The documentary film, Beats of the Antonov, shot and directed by the Sudanese filmmaker Hajooj Kuka has won the People’s Choice Documentary Award at the 39th International Film Festival of Toronto in Canada.
On Sunday, the final day of the festival, the public in majority voted for the second Sudanese film ever screened at Toronto, to be awarded.
Kuka named his 65-minute documentary Beats of the Antonov as a play on words inspired by the sound of the Russian-made cargo planes that the Sudanese government uses to bomb villages in the Nuba Mountains and Blue Nile State.
Before he started the project, Kuka wanted to shoot a documentary about the trials of the people, who are living with constant danger and hunger during the new civil war in the southern part of Sudan. When he finished filming, he found that he had recorded a very different story about how the Nuba people -despite the aerial bombardments- can sing and dance their way out of these desperate times.

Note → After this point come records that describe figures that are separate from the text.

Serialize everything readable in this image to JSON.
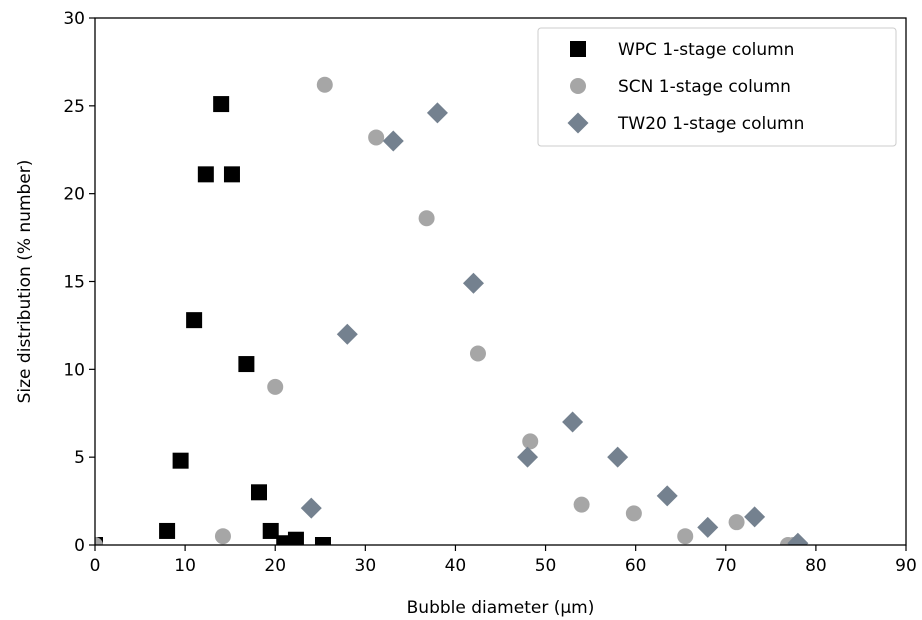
{
  "chart_data": {
    "type": "scatter",
    "xlabel": "Bubble diameter (µm)",
    "ylabel": "Size distribution (% number)",
    "xlim": [
      0,
      90
    ],
    "ylim": [
      0,
      30
    ],
    "xticks": [
      0,
      10,
      20,
      30,
      40,
      50,
      60,
      70,
      80,
      90
    ],
    "yticks": [
      0,
      5,
      10,
      15,
      20,
      25,
      30
    ],
    "grid": false,
    "legend_position": "top-right",
    "series": [
      {
        "name": "WPC 1-stage column",
        "marker": "square",
        "color": "#000000",
        "points": [
          [
            0,
            0
          ],
          [
            8,
            0.8
          ],
          [
            9.5,
            4.8
          ],
          [
            11,
            12.8
          ],
          [
            12.3,
            21.1
          ],
          [
            14,
            25.1
          ],
          [
            15.2,
            21.1
          ],
          [
            16.8,
            10.3
          ],
          [
            18.2,
            3
          ],
          [
            19.5,
            0.8
          ],
          [
            21,
            0.1
          ],
          [
            22.3,
            0.3
          ],
          [
            25.3,
            0
          ]
        ]
      },
      {
        "name": "SCN 1-stage column",
        "marker": "circle",
        "color": "#a6a6a6",
        "points": [
          [
            0,
            0
          ],
          [
            14.2,
            0.5
          ],
          [
            20,
            9
          ],
          [
            25.5,
            26.2
          ],
          [
            31.2,
            23.2
          ],
          [
            36.8,
            18.6
          ],
          [
            42.5,
            10.9
          ],
          [
            48.3,
            5.9
          ],
          [
            54,
            2.3
          ],
          [
            59.8,
            1.8
          ],
          [
            65.5,
            0.5
          ],
          [
            71.2,
            1.3
          ],
          [
            76.9,
            0
          ],
          [
            77.5,
            0
          ]
        ]
      },
      {
        "name": "TW20 1-stage column",
        "marker": "diamond",
        "color": "#74818f",
        "points": [
          [
            24,
            2.1
          ],
          [
            28,
            12
          ],
          [
            33.1,
            23
          ],
          [
            38,
            24.6
          ],
          [
            42,
            14.9
          ],
          [
            48,
            5
          ],
          [
            53,
            7
          ],
          [
            58,
            5
          ],
          [
            63.5,
            2.8
          ],
          [
            68,
            1
          ],
          [
            73.2,
            1.6
          ],
          [
            78,
            0.1
          ]
        ]
      }
    ]
  }
}
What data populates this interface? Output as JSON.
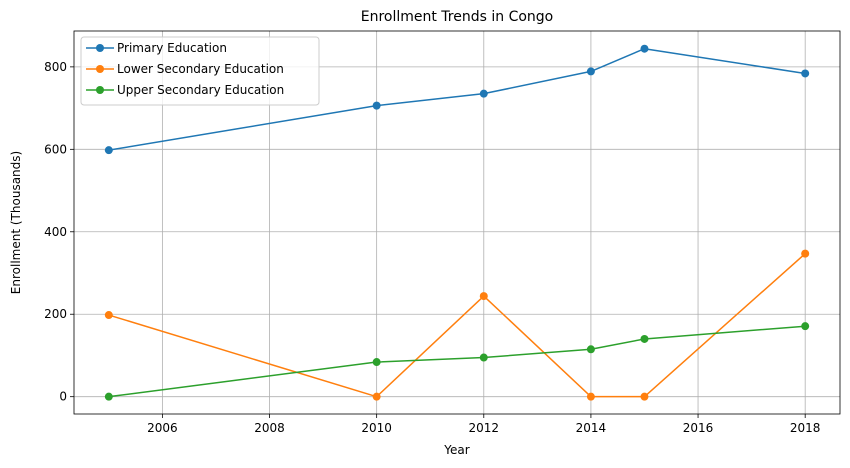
{
  "chart_data": {
    "type": "line",
    "title": "Enrollment Trends in Congo",
    "xlabel": "Year",
    "ylabel": "Enrollment (Thousands)",
    "xlim": [
      2004.35,
      2018.65
    ],
    "ylim": [
      -42,
      887
    ],
    "xticks": [
      2006,
      2008,
      2010,
      2012,
      2014,
      2016,
      2018
    ],
    "yticks": [
      0,
      200,
      400,
      600,
      800
    ],
    "grid": true,
    "legend_position": "top-left",
    "x": [
      2005,
      2010,
      2012,
      2014,
      2015,
      2018
    ],
    "series": [
      {
        "name": "Primary Education",
        "color": "#1f77b4",
        "values": [
          598,
          706,
          735,
          789,
          844,
          784
        ]
      },
      {
        "name": "Lower Secondary Education",
        "color": "#ff7f0e",
        "values": [
          198,
          0,
          244,
          0,
          0,
          347
        ]
      },
      {
        "name": "Upper Secondary Education",
        "color": "#2ca02c",
        "values": [
          0,
          84,
          95,
          115,
          140,
          171
        ]
      }
    ]
  }
}
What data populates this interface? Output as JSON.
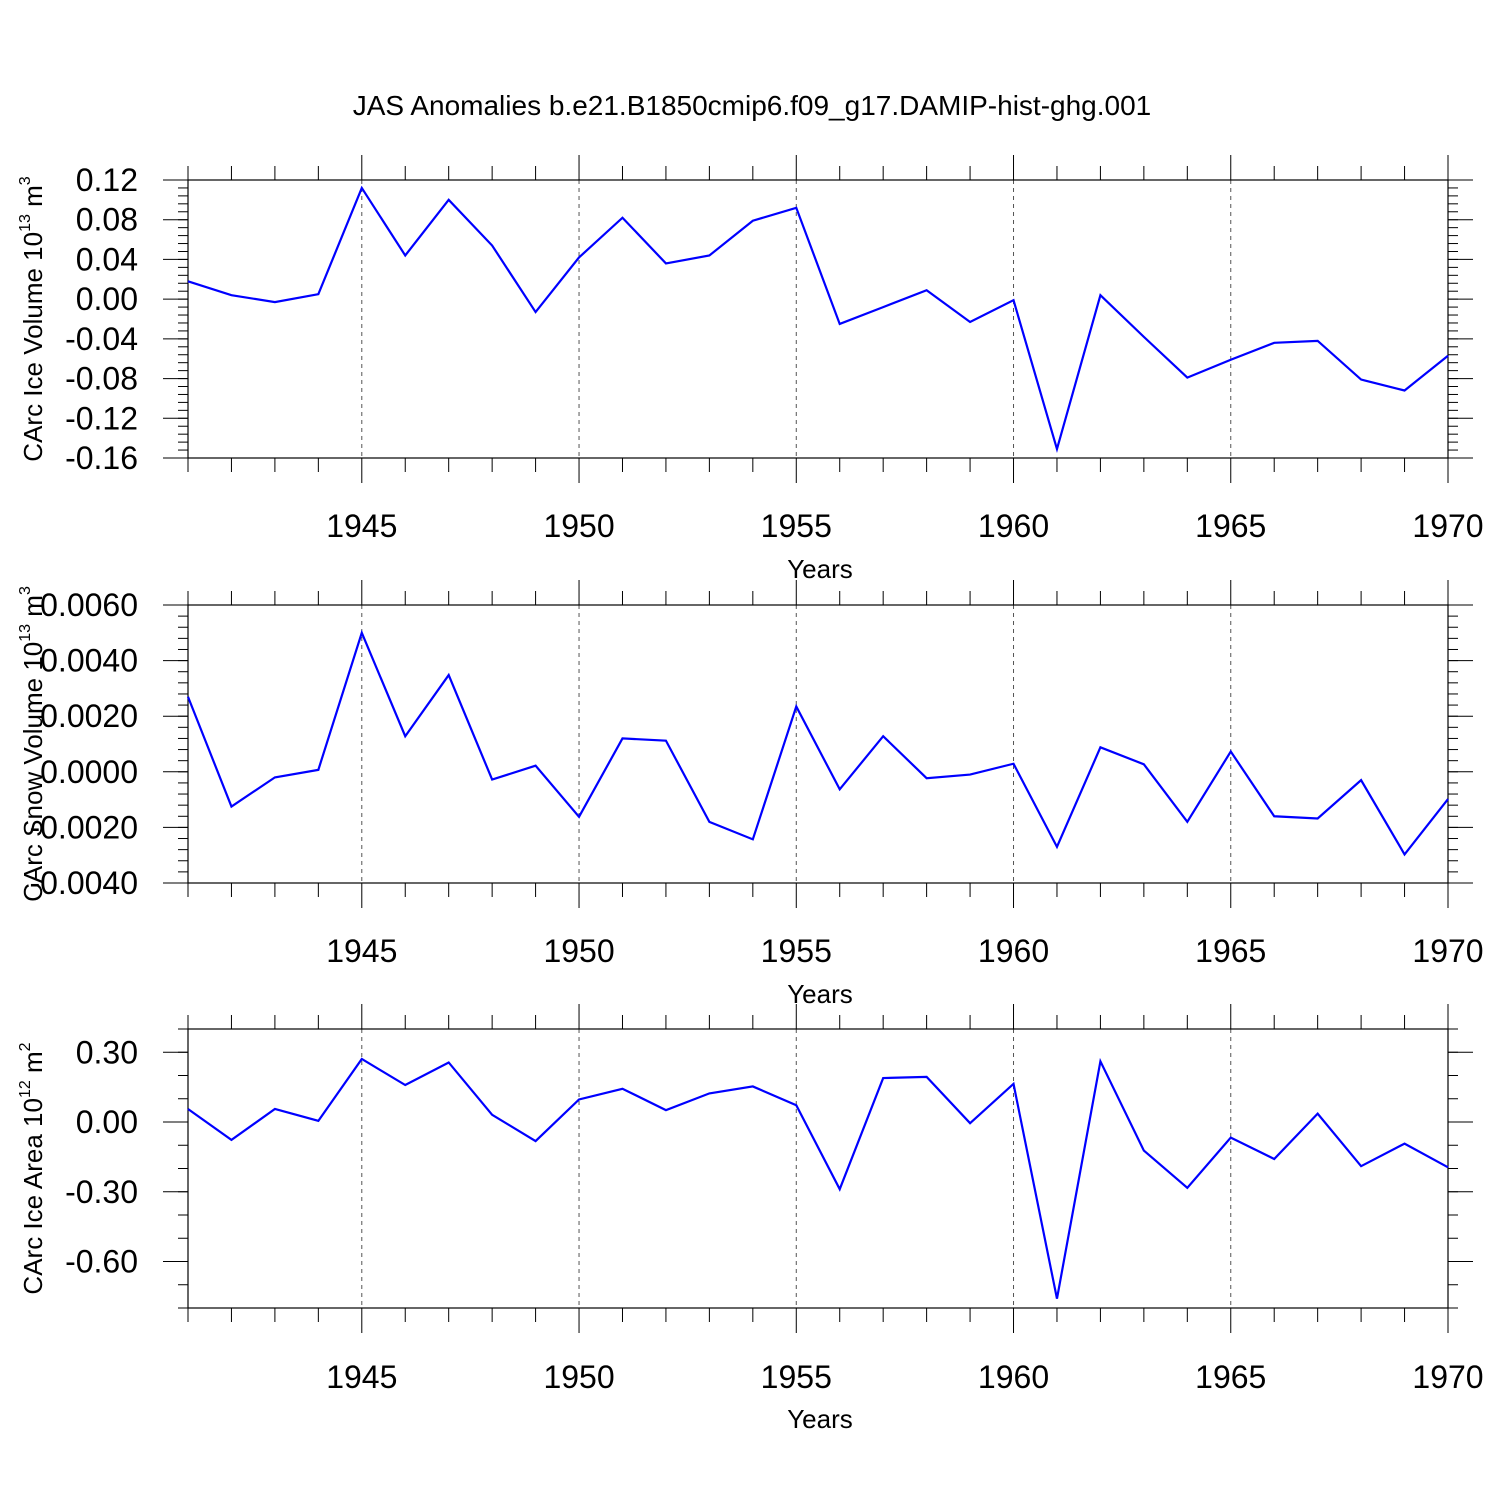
{
  "figure_title": "JAS Anomalies b.e21.B1850cmip6.f09_g17.DAMIP-hist-ghg.001",
  "colors": {
    "line": "#0000ff",
    "axes": "#000000",
    "grid": "#555555",
    "background": "#ffffff"
  },
  "chart_data": [
    {
      "type": "line",
      "title": "JAS Anomalies b.e21.B1850cmip6.f09_g17.DAMIP-hist-ghg.001",
      "ylabel": "CArc Ice Volume 10",
      "ylabel_exponent": "13",
      "ylabel_unit": " m",
      "ylabel_unit_exponent": "3",
      "xlabel": "Years",
      "xlim": [
        1941,
        1970
      ],
      "ylim": [
        -0.16,
        0.12
      ],
      "y_major_ticks": [
        0.12,
        0.08,
        0.04,
        0.0,
        -0.04,
        -0.08,
        -0.12,
        -0.16
      ],
      "y_tick_labels": [
        "0.12",
        "0.08",
        "0.04",
        "0.00",
        "-0.04",
        "-0.08",
        "-0.12",
        "-0.16"
      ],
      "y_minor_step": 0.008,
      "x_major_ticks": [
        1945,
        1950,
        1955,
        1960,
        1965,
        1970
      ],
      "x_tick_labels": [
        "1945",
        "1950",
        "1955",
        "1960",
        "1965",
        "1970"
      ],
      "vertical_gridlines": [
        1945,
        1950,
        1955,
        1960,
        1965
      ],
      "series": [
        {
          "name": "CArc Ice Volume",
          "x": [
            1941,
            1942,
            1943,
            1944,
            1945,
            1946,
            1947,
            1948,
            1949,
            1950,
            1951,
            1952,
            1953,
            1954,
            1955,
            1956,
            1957,
            1958,
            1959,
            1960,
            1961,
            1962,
            1963,
            1964,
            1965,
            1966,
            1967,
            1968,
            1969,
            1970
          ],
          "values": [
            0.018,
            0.004,
            -0.003,
            0.005,
            0.112,
            0.044,
            0.1,
            0.054,
            -0.013,
            0.042,
            0.082,
            0.036,
            0.044,
            0.079,
            0.092,
            -0.025,
            -0.008,
            0.009,
            -0.023,
            -0.001,
            -0.151,
            0.004,
            -0.038,
            -0.079,
            -0.061,
            -0.044,
            -0.042,
            -0.081,
            -0.092,
            -0.057
          ]
        }
      ]
    },
    {
      "type": "line",
      "ylabel": "CArc Snow Volume 10",
      "ylabel_exponent": "13",
      "ylabel_unit": " m",
      "ylabel_unit_exponent": "3",
      "xlabel": "Years",
      "xlim": [
        1941,
        1970
      ],
      "ylim": [
        -0.004,
        0.006
      ],
      "y_major_ticks": [
        0.006,
        0.004,
        0.002,
        0.0,
        -0.002,
        -0.004
      ],
      "y_tick_labels": [
        "0.0060",
        "0.0040",
        "0.0020",
        "0.0000",
        "-0.0020",
        "-0.0040"
      ],
      "y_minor_step": 0.0004,
      "x_major_ticks": [
        1945,
        1950,
        1955,
        1960,
        1965,
        1970
      ],
      "x_tick_labels": [
        "1945",
        "1950",
        "1955",
        "1960",
        "1965",
        "1970"
      ],
      "vertical_gridlines": [
        1945,
        1950,
        1955,
        1960,
        1965
      ],
      "series": [
        {
          "name": "CArc Snow Volume",
          "x": [
            1941,
            1942,
            1943,
            1944,
            1945,
            1946,
            1947,
            1948,
            1949,
            1950,
            1951,
            1952,
            1953,
            1954,
            1955,
            1956,
            1957,
            1958,
            1959,
            1960,
            1961,
            1962,
            1963,
            1964,
            1965,
            1966,
            1967,
            1968,
            1969,
            1970
          ],
          "values": [
            0.0027,
            -0.00125,
            -0.0002,
            7e-05,
            0.005,
            0.00128,
            0.00348,
            -0.00028,
            0.00022,
            -0.00162,
            0.0012,
            0.00112,
            -0.0018,
            -0.00243,
            0.00235,
            -0.00063,
            0.00128,
            -0.00023,
            -0.0001,
            0.00029,
            -0.0027,
            0.00088,
            0.00027,
            -0.0018,
            0.00073,
            -0.0016,
            -0.00168,
            -0.0003,
            -0.00297,
            -0.00098
          ]
        }
      ]
    },
    {
      "type": "line",
      "ylabel": "CArc Ice Area 10",
      "ylabel_exponent": "12",
      "ylabel_unit": " m",
      "ylabel_unit_exponent": "2",
      "xlabel": "Years",
      "xlim": [
        1941,
        1970
      ],
      "ylim": [
        -0.8,
        0.4
      ],
      "y_major_ticks": [
        0.3,
        0.0,
        -0.3,
        -0.6
      ],
      "y_tick_labels": [
        "0.30",
        "0.00",
        "-0.30",
        "-0.60"
      ],
      "y_minor_step": 0.1,
      "x_major_ticks": [
        1945,
        1950,
        1955,
        1960,
        1965,
        1970
      ],
      "x_tick_labels": [
        "1945",
        "1950",
        "1955",
        "1960",
        "1965",
        "1970"
      ],
      "vertical_gridlines": [
        1945,
        1950,
        1955,
        1960,
        1965
      ],
      "series": [
        {
          "name": "CArc Ice Area",
          "x": [
            1941,
            1942,
            1943,
            1944,
            1945,
            1946,
            1947,
            1948,
            1949,
            1950,
            1951,
            1952,
            1953,
            1954,
            1955,
            1956,
            1957,
            1958,
            1959,
            1960,
            1961,
            1962,
            1963,
            1964,
            1965,
            1966,
            1967,
            1968,
            1969,
            1970
          ],
          "values": [
            0.056,
            -0.077,
            0.056,
            0.005,
            0.271,
            0.159,
            0.256,
            0.031,
            -0.082,
            0.097,
            0.143,
            0.051,
            0.123,
            0.153,
            0.072,
            -0.289,
            0.189,
            0.194,
            -0.005,
            0.164,
            -0.76,
            0.261,
            -0.123,
            -0.283,
            -0.067,
            -0.159,
            0.036,
            -0.19,
            -0.093,
            -0.195
          ]
        }
      ]
    }
  ]
}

“Sudan eventually is going to become this great place, once we allow all these cultures to flourish and start celebrating them. And I really saw it in my film,” he told the press in Toronto after winning the award.
The Sudanese filmmaker hopes to show his film at other international festivals. The language of the film is Arabic, but he is certain that the people’s actions and their emotions in the documentary articulate the narrative. “The people in the film are the best promoters of Beats of the Antonov”.